Rehearsal, Breakdown, Iconoclast

I was puzzled. Ben is 7 and in the second grade, and his spelling words are things like Circle, Doubt, and a bonus word, President. I never shy away from using big words with them, even when little ones will do, so the boys do have rich vocabularies. But I've never seen either of them make a list like this. We work in entertainment, so he's heard the word Rehearsal. A lot. Breakdown? Well, that's a common word. Cars break down, rides at Disneyland break down. But iconoclast? He's a voracious reader, but I can't imagine that's a word used in Diary of a Wimpy Kid or Captain Underpants.
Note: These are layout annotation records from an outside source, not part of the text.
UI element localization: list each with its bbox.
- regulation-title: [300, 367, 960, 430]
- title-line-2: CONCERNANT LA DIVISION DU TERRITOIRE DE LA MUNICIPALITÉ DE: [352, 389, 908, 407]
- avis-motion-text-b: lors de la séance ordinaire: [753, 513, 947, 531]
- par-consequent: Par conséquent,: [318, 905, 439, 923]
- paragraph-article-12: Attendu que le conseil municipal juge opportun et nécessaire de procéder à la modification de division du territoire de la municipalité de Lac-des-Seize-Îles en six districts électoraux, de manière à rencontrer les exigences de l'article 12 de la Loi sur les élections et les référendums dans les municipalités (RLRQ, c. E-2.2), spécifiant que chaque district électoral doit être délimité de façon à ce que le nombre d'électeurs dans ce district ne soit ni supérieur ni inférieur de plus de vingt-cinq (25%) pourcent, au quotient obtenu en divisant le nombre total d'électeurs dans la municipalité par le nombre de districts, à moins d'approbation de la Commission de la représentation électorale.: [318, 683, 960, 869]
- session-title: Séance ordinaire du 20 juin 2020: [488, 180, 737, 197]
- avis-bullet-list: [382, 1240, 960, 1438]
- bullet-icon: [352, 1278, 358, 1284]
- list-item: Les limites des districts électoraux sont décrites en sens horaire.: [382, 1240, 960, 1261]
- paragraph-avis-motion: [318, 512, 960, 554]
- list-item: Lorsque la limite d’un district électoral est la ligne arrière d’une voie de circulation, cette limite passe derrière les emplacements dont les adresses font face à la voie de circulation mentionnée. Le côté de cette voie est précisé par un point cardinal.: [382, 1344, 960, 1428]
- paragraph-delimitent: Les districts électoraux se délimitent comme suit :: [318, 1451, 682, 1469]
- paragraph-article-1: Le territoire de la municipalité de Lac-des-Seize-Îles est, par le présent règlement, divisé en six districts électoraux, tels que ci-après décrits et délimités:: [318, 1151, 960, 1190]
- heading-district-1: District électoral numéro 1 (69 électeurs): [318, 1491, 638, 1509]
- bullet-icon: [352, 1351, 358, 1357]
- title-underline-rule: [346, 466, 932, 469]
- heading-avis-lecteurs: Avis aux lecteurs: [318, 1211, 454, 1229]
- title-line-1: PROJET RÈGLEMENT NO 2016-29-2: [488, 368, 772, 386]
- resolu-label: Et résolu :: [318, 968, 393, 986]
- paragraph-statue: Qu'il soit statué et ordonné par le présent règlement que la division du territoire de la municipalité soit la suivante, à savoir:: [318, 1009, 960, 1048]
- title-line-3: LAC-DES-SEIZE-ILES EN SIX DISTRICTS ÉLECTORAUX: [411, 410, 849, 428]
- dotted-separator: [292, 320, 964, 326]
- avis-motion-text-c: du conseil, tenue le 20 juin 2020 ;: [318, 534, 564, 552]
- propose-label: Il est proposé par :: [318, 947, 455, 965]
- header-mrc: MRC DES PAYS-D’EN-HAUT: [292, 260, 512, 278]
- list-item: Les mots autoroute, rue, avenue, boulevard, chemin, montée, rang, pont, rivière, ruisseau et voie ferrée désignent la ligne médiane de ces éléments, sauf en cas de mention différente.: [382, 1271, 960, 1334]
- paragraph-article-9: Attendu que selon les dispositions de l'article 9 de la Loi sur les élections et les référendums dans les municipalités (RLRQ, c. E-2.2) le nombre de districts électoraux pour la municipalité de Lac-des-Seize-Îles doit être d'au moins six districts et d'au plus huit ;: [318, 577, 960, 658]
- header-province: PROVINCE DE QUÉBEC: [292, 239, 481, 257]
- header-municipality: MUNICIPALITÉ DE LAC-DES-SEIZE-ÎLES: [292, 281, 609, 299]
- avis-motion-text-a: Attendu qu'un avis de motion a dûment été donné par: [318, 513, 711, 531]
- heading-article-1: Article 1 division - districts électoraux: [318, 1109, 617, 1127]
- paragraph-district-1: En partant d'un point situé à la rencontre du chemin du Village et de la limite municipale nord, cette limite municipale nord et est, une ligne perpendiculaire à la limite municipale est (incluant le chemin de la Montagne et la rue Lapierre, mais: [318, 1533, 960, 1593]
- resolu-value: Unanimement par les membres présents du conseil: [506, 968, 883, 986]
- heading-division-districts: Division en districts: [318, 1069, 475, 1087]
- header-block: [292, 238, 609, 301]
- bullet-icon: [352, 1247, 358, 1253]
Iconoclast, noun. 1: a person who destroys religious images or opposes their veneration. 2: a person who attacks settled beliefs or institutions

For several days I kept forgetting to ask him about his list. When I finally did, he was totally nonchalant. "Those words? Oh they're from a vocabulary game on my DSi [handheld video game device]. They looked interesting so I wrote them down."

Benjamin is an iconoclast when it comes to my settled beliefs that video games simply rot your brain and don't have any redeeming qualities beyond a good leveraging tool when I want the kids to behave a certain way or do a certain task.

Carry on, my sesquipedalian boy. Carry on.